計算の結果、株主資本コストは 7.5% から 8.5% の範囲と推定しています。
株主資本コスト = 無リスク資産利子率※1 + β ※2 x マーケット・リスクプレミアム x 個別株サイズプレミアム
- 1 無リスク資産利子率:10年物国債の 1か月平均利回りを使用
- 2 β:マーケット・リスクプレミアムに対する JBS 株式の感応度。推計値を修正して使用
- 1 マーケット・リスクプレミアム:過去の日本株式市場におけるリターンから推定して使用
- 1 個別株サイズプレミアム:過去の日本市場におけるリターンから推定して使用
資本収益性
JBS では、共用の資産が多く事業セグメント別に資本の区分が困難なこと及び、事業セグメント間の事業関連性が高く事業セグメント別に資本収益性を管理する有用性に乏しいことから、資本収益性の指標としては ROIC ではなく、ROE を重視します。
過去 5年間の ROE 推移は以下の通りです。
2020年9月期 | 2021年9月期 | 2022年9月期 | 2023年9月期 | 2024年9月期 | |
---|---|---|---|---|---|
ROE | 7.4 % | 12.4 % | 16.0 % | 16.0 % | 6.7% |
JBS の資本コストや資本収益性及び市場評価に関する取締役会の評価
2024年9月期の ROE は 6.7% と株主資本コストを下回る結果となりました。また、2023年 10月 1日から 2024年 9月 30日までの平均 PBR は 2.6 倍、平均 PER は 17.5倍となりました。

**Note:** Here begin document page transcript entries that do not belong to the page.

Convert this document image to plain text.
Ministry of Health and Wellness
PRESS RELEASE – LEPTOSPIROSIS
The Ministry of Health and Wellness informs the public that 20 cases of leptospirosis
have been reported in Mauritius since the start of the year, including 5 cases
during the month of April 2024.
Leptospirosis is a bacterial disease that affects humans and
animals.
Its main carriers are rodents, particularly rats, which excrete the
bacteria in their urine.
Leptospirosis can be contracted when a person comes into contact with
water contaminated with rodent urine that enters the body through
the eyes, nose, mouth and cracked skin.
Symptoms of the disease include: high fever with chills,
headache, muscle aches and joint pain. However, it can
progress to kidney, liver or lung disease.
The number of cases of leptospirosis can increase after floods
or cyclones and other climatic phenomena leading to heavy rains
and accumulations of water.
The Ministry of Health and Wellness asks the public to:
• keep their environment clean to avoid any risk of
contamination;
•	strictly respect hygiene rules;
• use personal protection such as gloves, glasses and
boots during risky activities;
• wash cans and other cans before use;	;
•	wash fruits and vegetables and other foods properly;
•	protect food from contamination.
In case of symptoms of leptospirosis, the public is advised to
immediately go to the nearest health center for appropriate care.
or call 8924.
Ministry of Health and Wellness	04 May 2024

この結果をうけ、JBS が属する情報・通信業の他社と比較して低い水準にとどまっていると取締役会で評価いたしました。
ROE 改善に向けた方向性
ROE の目標を過去 5年間の平均値 11.7% を上回る 13% に設定します。
ROE 目標達成に向け、以下の方針に従い取り組みを実施します。
売上高利益率の改善 | 収益性の高いクラウドインテグレーション事業及びクラウドソリューション事業の売上比率向上 成長領域(AI、セキュリティ)への注力 |
総資産回転率の改善 | 売上高の増加、総資産増加の抑制 |
財務レバレッジ | 最適な資本構成の維持 |
市場評価改善に向けた取り組み
JBS は市場評価改善に向けて、株主・投資家との対話を重要と考えています。
ROE 目標を継続的に達成していくとともに、JBS の成長戦略について株主・投資家との対話を実施してまいります。